As the system currently stands, all convictions and cautions are declared to some employers by the Criminal Records Bureau (CRB) regardless of the severity of the caution or conviction and relevance to the job.
The declaration made by the Court of Appeal today means that the government will have to look at changing the system in order to bring the legislation in line with Article 8 of the European Convention of Human Rights. The result will mean that people who currently are unable to get work due to previous cautions even for minor offences committed many years ago will be more likely to secure employment.
In 2 cases put forward by Howells Solicitors of Sheffield along with another case, it was argued that the current system, which requires automatic, blanket disclosure of all convictions and cautions to certain employers, is incompatible with Article 8 of the Human Rights Act – the right to family life.

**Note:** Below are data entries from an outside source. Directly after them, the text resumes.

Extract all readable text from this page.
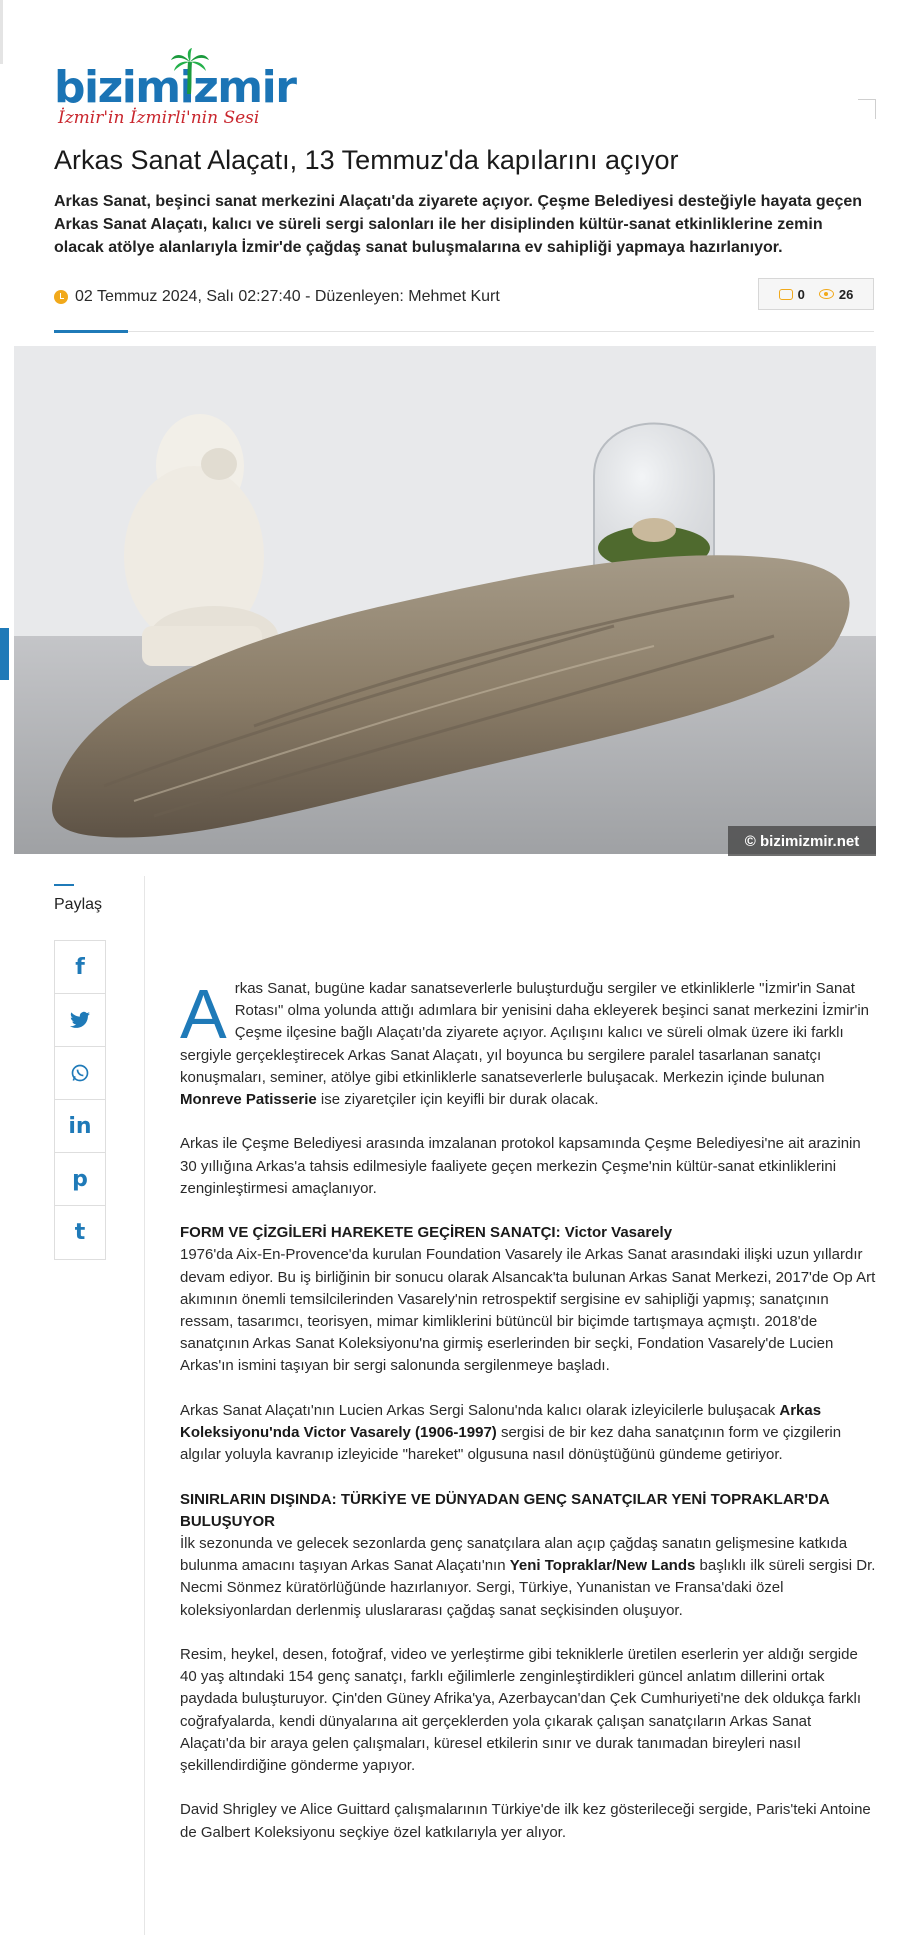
bizimizmir
İzmir'in İzmirli'nin Sesi
Arkas Sanat Alaçatı, 13 Temmuz'da kapılarını açıyor

Arkas Sanat, beşinci sanat merkezini Alaçatı'da ziyarete açıyor. Çeşme Belediyesi desteğiyle hayata geçen Arkas Sanat Alaçatı, kalıcı ve süreli sergi salonları ile her disiplinden kültür-sanat etkinliklerine zemin olacak atölye alanlarıyla İzmir'de çağdaş sanat buluşmalarına ev sahipliği yapmaya hazırlanıyor.

02 Temmuz 2024, Salı 02:27:40 - Düzenleyen: Mehmet Kurt	0	26
© bizimizmir.net
Paylaş
f
in
p
t

Arkas Sanat, bugüne kadar sanatseverlerle buluşturduğu sergiler ve etkinliklerle "İzmir'in Sanat Rotası" olma yolunda attığı adımlara bir yenisini daha ekleyerek beşinci sanat merkezini İzmir'in Çeşme ilçesine bağlı Alaçatı'da ziyarete açıyor. Açılışını kalıcı ve süreli olmak üzere iki farklı sergiyle gerçekleştirecek Arkas Sanat Alaçatı, yıl boyunca bu sergilere paralel tasarlanan sanatçı konuşmaları, seminer, atölye gibi etkinliklerle sanatseverlerle buluşacak. Merkezin içinde bulunan Monreve Patisserie ise ziyaretçiler için keyifli bir durak olacak.

Arkas ile Çeşme Belediyesi arasında imzalanan protokol kapsamında Çeşme Belediyesi'ne ait arazinin 30 yıllığına Arkas'a tahsis edilmesiyle faaliyete geçen merkezin Çeşme'nin kültür-sanat etkinliklerini zenginleştirmesi amaçlanıyor.

FORM VE ÇİZGİLERİ HAREKETE GEÇİREN SANATÇI: Victor Vasarely

1976'da Aix-En-Provence'da kurulan Foundation Vasarely ile Arkas Sanat arasındaki ilişki uzun yıllardır devam ediyor. Bu iş birliğinin bir sonucu olarak Alsancak'ta bulunan Arkas Sanat Merkezi, 2017'de Op Art akımının önemli temsilcilerinden Vasarely'nin retrospektif sergisine ev sahipliği yapmış; sanatçının ressam, tasarımcı, teorisyen, mimar kimliklerini bütüncül bir biçimde tartışmaya açmıştı. 2018'de sanatçının Arkas Sanat Koleksiyonu'na girmiş eserlerinden bir seçki, Fondation Vasarely'de Lucien Arkas'ın ismini taşıyan bir sergi salonunda sergilenmeye başladı.

Arkas Sanat Alaçatı'nın Lucien Arkas Sergi Salonu'nda kalıcı olarak izleyicilerle buluşacak Arkas Koleksiyonu'nda Victor Vasarely (1906-1997) sergisi de bir kez daha sanatçının form ve çizgilerin algılar yoluyla kavranıp izleyicide "hareket" olgusuna nasıl dönüştüğünü gündeme getiriyor.

SINIRLARIN DIŞINDA: TÜRKİYE VE DÜNYADAN GENÇ SANATÇILAR YENİ TOPRAKLAR'DA BULUŞUYOR

İlk sezonunda ve gelecek sezonlarda genç sanatçılara alan açıp çağdaş sanatın gelişmesine katkıda bulunma amacını taşıyan Arkas Sanat Alaçatı'nın Yeni Topraklar/New Lands başlıklı ilk süreli sergisi Dr. Necmi Sönmez küratörlüğünde hazırlanıyor. Sergi, Türkiye, Yunanistan ve Fransa'daki özel koleksiyonlardan derlenmiş uluslararası çağdaş sanat seçkisinden oluşuyor.

Resim, heykel, desen, fotoğraf, video ve yerleştirme gibi tekniklerle üretilen eserlerin yer aldığı sergide 40 yaş altındaki 154 genç sanatçı, farklı eğilimlerle zenginleştirdikleri güncel anlatım dillerini ortak paydada buluşturuyor. Çin'den Güney Afrika'ya, Azerbaycan'dan Çek Cumhuriyeti'ne dek oldukça farklı coğrafyalarda, kendi dünyalarına ait gerçeklerden yola çıkarak çalışan sanatçıların Arkas Sanat Alaçatı'da bir araya gelen çalışmaları, küresel etkilerin sınır ve durak tanımadan bireyleri nasıl şekillendirdiğine gönderme yapıyor.

David Shrigley ve Alice Guittard çalışmalarının Türkiye'de ilk kez gösterileceği sergide, Paris'teki Antoine de Galbert Koleksiyonu seçkiye özel katkılarıyla yer alıyor.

Peter Mahy, a partner at Howells solicitors in Sheffield said: “The current system of CRB disclosure has brought misery people trying to put mistakes behind them and secure employment. Currently even minor matters which occurred a long time ago can prevent people getting a job. What good does that do? A more focused and proportion system is likely to achieve a much fairer result particularly for those who are currently unable to get work due to a previous caution for a minor offences committed many years ago.”